Mountain Landscape With Rainbow

Mountain Landscape with Rainbow (1809-10) (German: Gebirgslandschaft mit Regenbogen), is an oil painting by the German Romantic artist Caspar David Friedrich. Like the Riesengebirge Landscape (1810) this painting was inspired by Friedrich's 1809 travels through Germany and along the shores of the Baltic Sea. The observation of nature in his travels allowed Friedrich to compose a universal, idyllic landscape that is visionary rather than literal.

In the foreground a wayfarer has stopped to rest.
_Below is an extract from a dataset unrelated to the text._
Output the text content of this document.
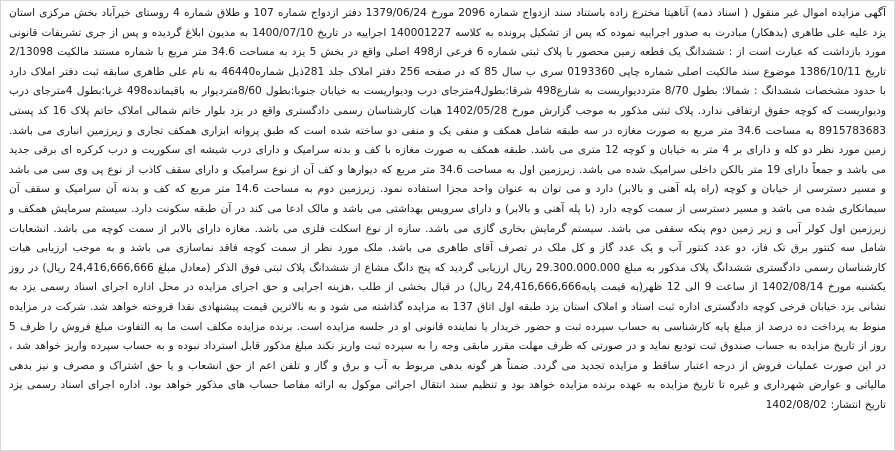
آگهی مزایده اموال غیر منقول ( اسناد ذمه) آناهیتا مخترع زاده باستناد سند ازدواج شماره 2096 مورخ 1379/06/24 دفتر ازدواج شماره 107 و طلاق شماره 4 روستای خیرآباد بخش مرکزی استان یزد علیه علی طاهری (بدهکار) مبادرت به صدور اجراییه نموده که پس از تشکیل پرونده به کلاسه 140001227 اجراییه در تاریخ 1400/07/10 به مدیون ابلاغ گردیده و پس از جری تشریفات قانونی مورد بازداشت که عبارت است از : ششدانگ یک قطعه زمین محصور با پلاک ثبتی شماره 6 فرعی از498 اصلی واقع در بخش 5 یزد به مساحت 34.6 متر مربع با شماره مستند مالکیت 2/13098 تاریخ 1386/10/11 موضوع سند مالکیت اصلی شماره چاپی 0193360 سری ب سال 85 که در صفحه 256 دفتر املاک جلد 281ذیل شماره46440 به نام علی طاهری سابقه ثبت دفتر املاک دارد با حدود مشخصات ششدانگ : شمالا: بطول 8/70 مترددیواریست به شارع498 شرقا:بطول4مترجای درب ودیواریست به خیابان جنوبا:بطول 8/60متردیوار به باقیمانده498 غربا:بطول 4مترجای درب ودیواریست که کوچه حقوق ارتفاقی ندارد. پلاک ثبتی مذکور به موجب گزارش مورخ 1402/05/28 هیات کارشناسان رسمی دادگستری واقع در یزد بلوار خاتم شمالی املاک حاتم پلاک 16 کد پستی 8915783683 به مساحت 34.6 متر مربع به صورت مغازه در سه طبقه شامل همکف و منفی یک و منفی دو ساخته شده است که طبق پروانه ابزاری همکف تجاری و زیرزمین انباری می باشد. زمین مورد نظر دو کله و دارای بر 4 متر به خیابان و کوچه 12 متری می باشد. طبقه همکف به صورت مغازه با کف و بدنه سرامیک و دارای درب شیشه ای سکوریت و درب کرکره ای برقی جدید می باشد و جمعاً دارای 19 متر بالکن داخلی سرامیک شده می باشد. زیرزمین اول به مساحت 34.6 متر مربع که دیوارها و کف آن از نوع سرامیک و دارای سقف کاذب از نوع پی وی سی می باشد و مسیر دسترسی از خیابان و کوچه (راه پله آهنی و بالابر) دارد و می توان به عنوان واحد مجزا استفاده نمود. زیرزمین دوم به مساحت 14.6 متر مربع که کف و بدنه آن سرامیک و سقف آن سیمانکاری شده می باشد و مسیر دسترسی از سمت کوچه دارد (با پله آهنی و بالابر) و دارای سرویس بهداشتی می باشد و مالک ادعا می کند در آن طبقه سکونت دارد. سیستم سرمایش همکف و زیرزمین اول کولر آبی و زیر زمین دوم پنکه سقفی می باشد. سیستم گرمایش بخاری گازی می باشد. سازه از نوع اسکلت فلزی می باشد. مغازه دارای بالابر از سمت کوچه می باشد. انشعابات شامل سه کنتور برق تک فاز، دو عدد کنتور آب و یک عدد گاز و کل ملک در تصرف آقای طاهری می باشد. ملک مورد نظر از سمت کوچه فاقد نماسازی می باشد و به موجب ارزیابی هیات کارشناسان رسمی دادگستری ششدانگ پلاک مذکور به مبلغ 29.300.000.000 ریال ارزیابی گردید که پنج دانگ مشاع از ششدانگ پلاک ثبتی فوق الذکر (معادل مبلغ 24,416,666,666 ریال) در روز یکشنبه مورخ 1402/08/14 از ساعت 9 الی 12 ظهر(به قیمت پایه24,416,666,666 ریال) در قبال بخشی از طلب ،هزینه اجرایی و حق اجرای مزایده در محل اداره اجرای اسناد رسمی یزد به نشانی یزد خیابان فرخی کوچه دادگستری اداره ثبت اسناد و املاک استان یزد طبقه اول اتاق 137 به مزایده گذاشته می شود و به بالاترین قیمت پیشنهادی نقدا فروخته خواهد شد. شرکت در مزایده منوط به پرداخت ده درصد از مبلغ پایه کارشناسی به حساب سپرده ثبت و حضور خریدار یا نماینده قانونی او در جلسه مزایده است. برنده مزایده مکلف است ما به التفاوت مبلغ فروش را ظرف 5 روز از تاریخ مزایده به حساب صندوق ثبت تودیع نماید و در صورتی که ظرف مهلت مقرر مابقی وجه را به سپرده ثبت واریز نکند مبلغ مذکور قابل استرداد نبوده و به حساب سپرده واریز خواهد شد ، در این صورت عملیات فروش از درجه اعتبار ساقط و مزایده تجدید می گردد. ضمناً هر گونه بدهی مربوط به آب و برق و گاز و تلفن اعم از حق انشعاب و یا حق اشتراک و مصرف و نیز بدهی مالیاتی و عوارض شهرداری و غیره تا تاریخ مزایده به عهده برنده مزایده خواهد بود و تنظیم سند انتقال اجرائی موکول به ارائه مفاصا حساب های مذکور خواهد بود. اداره اجرای اسناد رسمی یزد تاریخ انتشار: 1402/08/02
He turns his gaze to the background, where a black abyss opens up. In those depths a few mountains can be glimpsed. Above the landscape, a rainbow forms in the waning light.

In Friedrich's oeuvre, paintings with a sharp contrast between the foreground and background are common, a separation symbolizing the spiritual and physical planes of existence. So it is in this painting: in the foreground the sun illuminates the foliage and the clothes of the traveller, and in contrast the darkness of night fills the rest of the image. The opposites of day and night, and of spirit and matter, are unified by a rainbow, which in the Genesis account of Noah's ark symbolized the covenant between God and humanity.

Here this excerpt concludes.